Three reasons to work with an ethical hacker
- Hackers have reported more than 180,000 valid vulnerabilities, with one-third of those reported in the last year
- The average cost of a data breach is $3.86 million. The average cost of a hacker finding a valid vulnerability is $979
- Cybersecurity Ventures predicts that there will be 3.5 million unfilled cybersecurity jobs globally by 2021
Source: The 4th Hacker-Powered Security Report, HackerOne (data collected May 2019 – April 2020) and cybersecurityventures.com
Williams has one final piece of advice for CSPs, which may sound counter-intuitive - and that’s to be open with customers about their efforts to tackle security issues. “When organizations are putting a lot of effort into security, they should talk about it,” she says.

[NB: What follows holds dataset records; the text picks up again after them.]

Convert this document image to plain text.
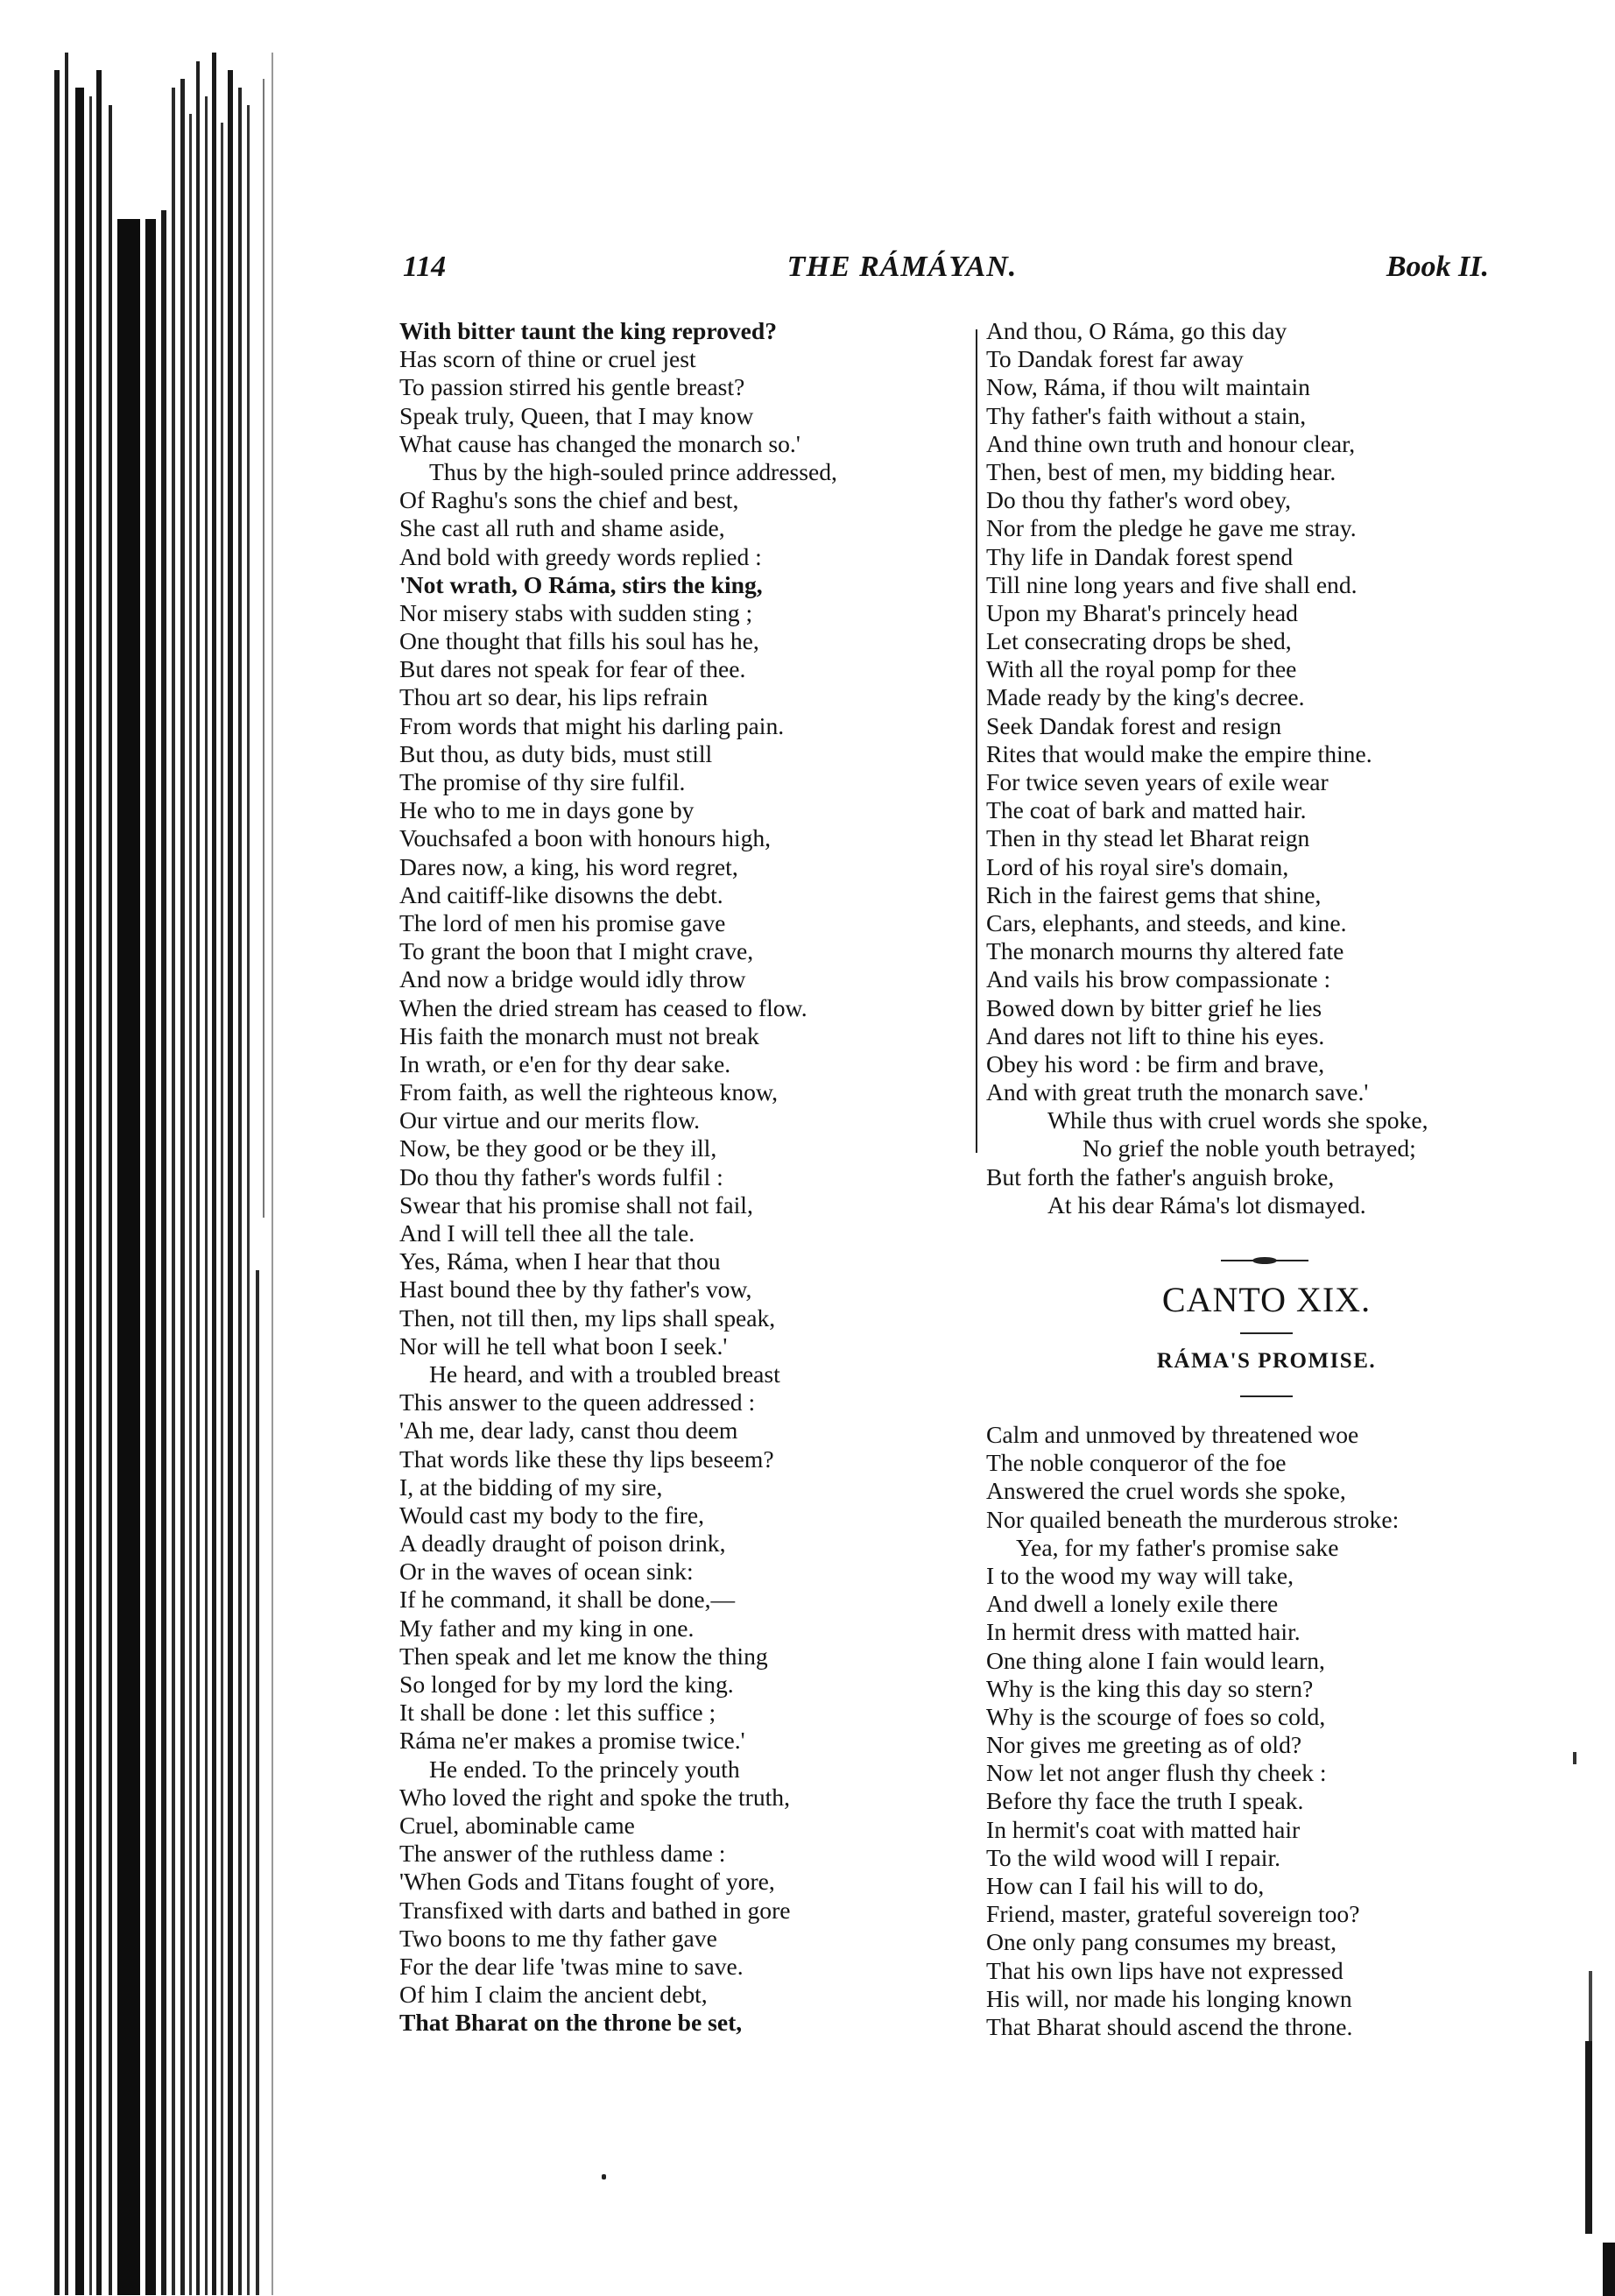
114	THE RÁMÁYAN.	Book II.
With bitter taunt the king reproved?
Has scorn of thine or cruel jest
To passion stirred his gentle breast?
Speak truly, Queen, that I may know
What cause has changed the monarch so.'
Thus by the high-souled prince addressed,
Of Raghu's sons the chief and best,
She cast all ruth and shame aside,
And bold with greedy words replied :
'Not wrath, O Ráma, stirs the king,
Nor misery stabs with sudden sting ;
One thought that fills his soul has he,
But dares not speak for fear of thee.
Thou art so dear, his lips refrain
From words that might his darling pain.
But thou, as duty bids, must still
The promise of thy sire fulfil.
He who to me in days gone by
Vouchsafed a boon with honours high,
Dares now, a king, his word regret,
And caitiff-like disowns the debt.
The lord of men his promise gave
To grant the boon that I might crave,
And now a bridge would idly throw
When the dried stream has ceased to flow.
His faith the monarch must not break
In wrath, or e'en for thy dear sake.
From faith, as well the righteous know,
Our virtue and our merits flow.
Now, be they good or be they ill,
Do thou thy father's words fulfil :
Swear that his promise shall not fail,
And I will tell thee all the tale.
Yes, Ráma, when I hear that thou
Hast bound thee by thy father's vow,
Then, not till then, my lips shall speak,
Nor will he tell what boon I seek.'
He heard, and with a troubled breast
This answer to the queen addressed :
'Ah me, dear lady, canst thou deem
That words like these thy lips beseem?
I, at the bidding of my sire,
Would cast my body to the fire,
A deadly draught of poison drink,
Or in the waves of ocean sink:
If he command, it shall be done,—
My father and my king in one.
Then speak and let me know the thing
So longed for by my lord the king.
It shall be done : let this suffice ;
Ráma ne'er makes a promise twice.'
He ended. To the princely youth
Who loved the right and spoke the truth,
Cruel, abominable came
The answer of the ruthless dame :
'When Gods and Titans fought of yore,
Transfixed with darts and bathed in gore
Two boons to me thy father gave
For the dear life 'twas mine to save.
Of him I claim the ancient debt,
That Bharat on the throne be set,
And thou, O Ráma, go this day
To Dandak forest far away
Now, Ráma, if thou wilt maintain
Thy father's faith without a stain,
And thine own truth and honour clear,
Then, best of men, my bidding hear.
Do thou thy father's word obey,
Nor from the pledge he gave me stray.
Thy life in Dandak forest spend
Till nine long years and five shall end.
Upon my Bharat's princely head
Let consecrating drops be shed,
With all the royal pomp for thee
Made ready by the king's decree.
Seek Dandak forest and resign
Rites that would make the empire thine.
For twice seven years of exile wear
The coat of bark and matted hair.
Then in thy stead let Bharat reign
Lord of his royal sire's domain,
Rich in the fairest gems that shine,
Cars, elephants, and steeds, and kine.
The monarch mourns thy altered fate
And vails his brow compassionate :
Bowed down by bitter grief he lies
And dares not lift to thine his eyes.
Obey his word : be firm and brave,
And with great truth the monarch save.'
While thus with cruel words she spoke,
No grief the noble youth betrayed;
But forth the father's anguish broke,
At his dear Ráma's lot dismayed.
CANTO XIX.
RÁMA'S PROMISE.
Calm and unmoved by threatened woe
The noble conqueror of the foe
Answered the cruel words she spoke,
Nor quailed beneath the murderous stroke:
Yea, for my father's promise sake
I to the wood my way will take,
And dwell a lonely exile there
In hermit dress with matted hair.
One thing alone I fain would learn,
Why is the king this day so stern?
Why is the scourge of foes so cold,
Nor gives me greeting as of old?
Now let not anger flush thy cheek :
Before thy face the truth I speak.
In hermit's coat with matted hair
To the wild wood will I repair.
How can I fail his will to do,
Friend, master, grateful sovereign too?
One only pang consumes my breast,
That his own lips have not expressed
His will, nor made his longing known
That Bharat should ascend the throne.
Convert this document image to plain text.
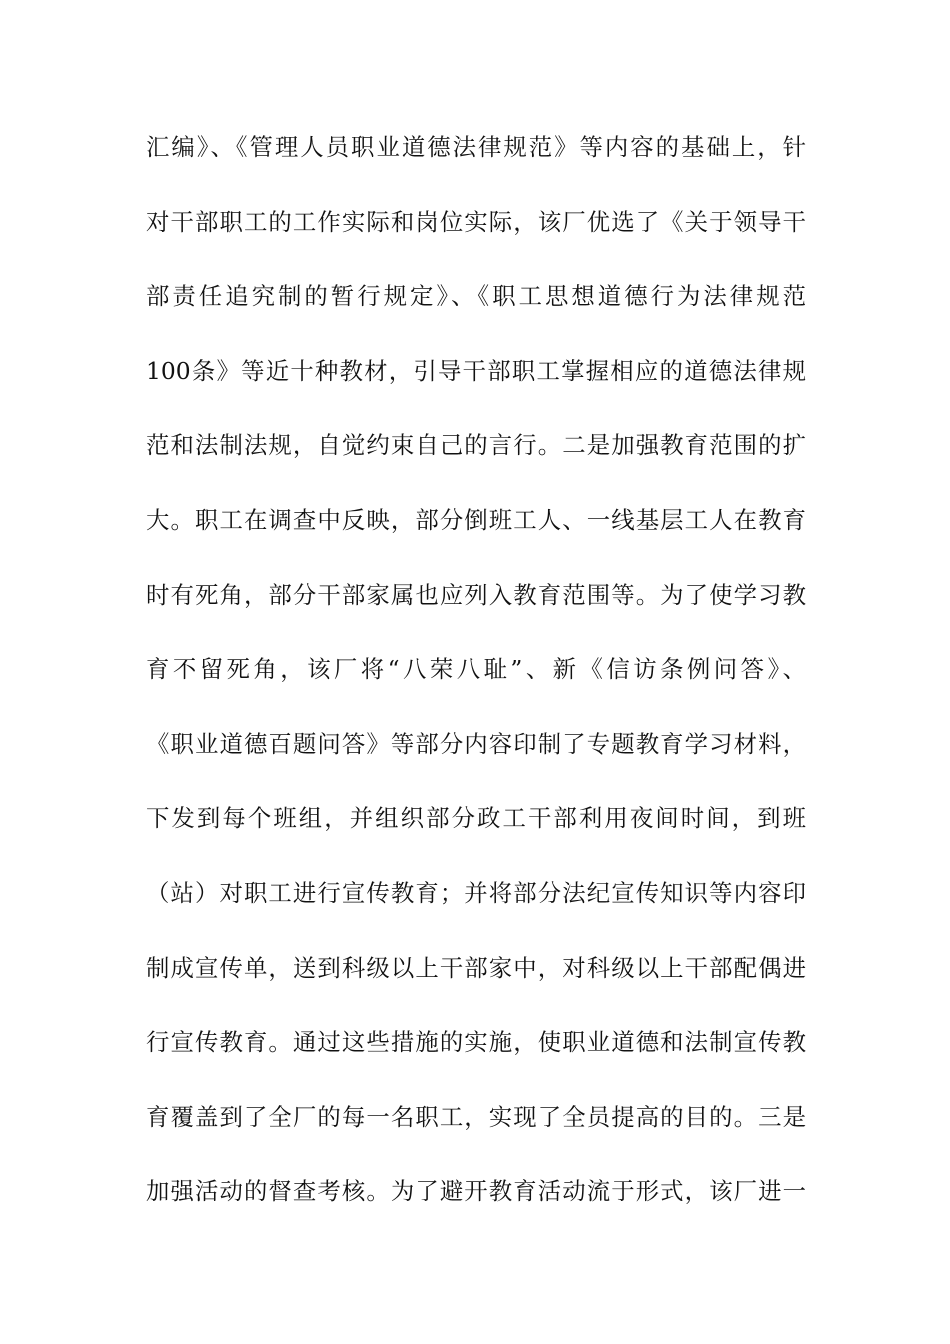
汇编》、《管理人员职业道德法律规范》等内容的基础上，针
对干部职工的工作实际和岗位实际，该厂优选了《关于领导干
部责任追究制的暂行规定》、《职工思想道德行为法律规范
100条》等近十种教材，引导干部职工掌握相应的道德法律规
范和法制法规，自觉约束自己的言行。二是加强教育范围的扩
大。职工在调查中反映，部分倒班工人、一线基层工人在教育
时有死角，部分干部家属也应列入教育范围等。为了使学习教
育不留死角，该厂将“八荣八耻”、新《信访条例问答》、
《职业道德百题问答》等部分内容印制了专题教育学习材料，
下发到每个班组，并组织部分政工干部利用夜间时间，到班
（站）对职工进行宣传教育；并将部分法纪宣传知识等内容印
制成宣传单，送到科级以上干部家中，对科级以上干部配偶进
行宣传教育。通过这些措施的实施，使职业道德和法制宣传教
育覆盖到了全厂的每一名职工，实现了全员提高的目的。三是
加强活动的督查考核。为了避开教育活动流于形式，该厂进一
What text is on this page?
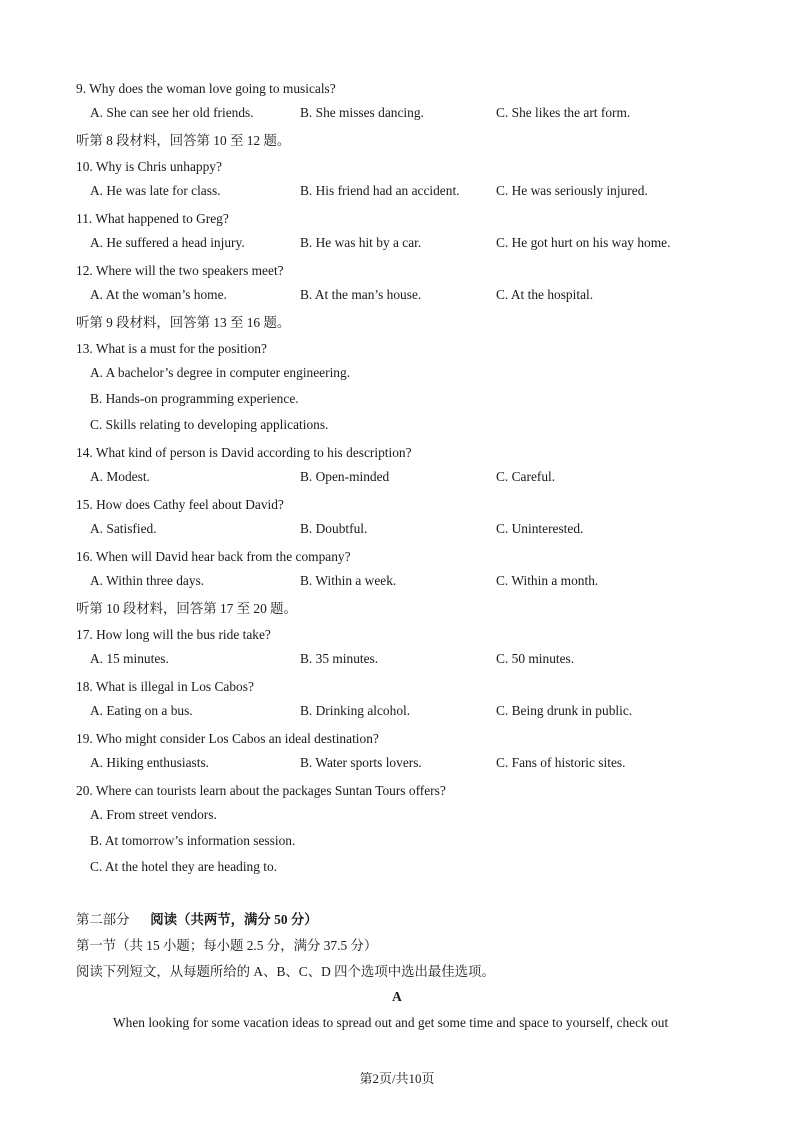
9. Why does the woman love going to musicals?
A. She can see her old friends.	B. She misses dancing.	C. She likes the art form.
听第 8 段材料，回答第 10 至 12 题。
10. Why is Chris unhappy?
A. He was late for class.	B. His friend had an accident.	C. He was seriously injured.
11. What happened to Greg?
A. He suffered a head injury.	B. He was hit by a car.	C. He got hurt on his way home.
12. Where will the two speakers meet?
A. At the woman’s home.	B. At the man’s house.	C. At the hospital.
听第 9 段材料，回答第 13 至 16 题。
13. What is a must for the position?
A. A bachelor’s degree in computer engineering.
B. Hands-on programming experience.
C. Skills relating to developing applications.
14. What kind of person is David according to his description?
A. Modest.	B. Open-minded	C. Careful.
15. How does Cathy feel about David?
A. Satisfied.	B. Doubtful.	C. Uninterested.
16. When will David hear back from the company?
A. Within three days.	B. Within a week.	C. Within a month.
听第 10 段材料，回答第 17 至 20 题。
17. How long will the bus ride take?
A. 15 minutes.	B. 35 minutes.	C. 50 minutes.
18. What is illegal in Los Cabos?
A. Eating on a bus.	B. Drinking alcohol.	C. Being drunk in public.
19. Who might consider Los Cabos an ideal destination?
A. Hiking enthusiasts.	B. Water sports lovers.	C. Fans of historic sites.
20. Where can tourists learn about the packages Suntan Tours offers?
A. From street vendors.
B. At tomorrow’s information session.
C. At the hotel they are heading to.
第二部分 阅读（共两节，满分 50 分）
第一节（共 15 小题；每小题 2.5 分，满分 37.5 分）
阅读下列短文，从每题所给的 A、B、C、D 四个选项中选出最佳选项。
A
When looking for some vacation ideas to spread out and get some time and space to yourself, check out
第2页/共10页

“There’s a historical view that you shouldn’t mention vulnerabilities or security because you ‘don’t want to give ideas to the hackers’. But if we’re developing new technologies, then we should be publishing those things. After all, security isn’t always about things being broken – it’s about things being fixed, as well.”
About Holly Grace Williams
As managing director of cybersecurity consultancy Secarma, Holly Grace Williams has 13 years’ experience in leading information security teams. Her early career was spent in the military working in roles such as Site Security Officer, although she now works with a wide range of organizations. She holds a Master’s degree (MSc) in Information Security from Cardiff University.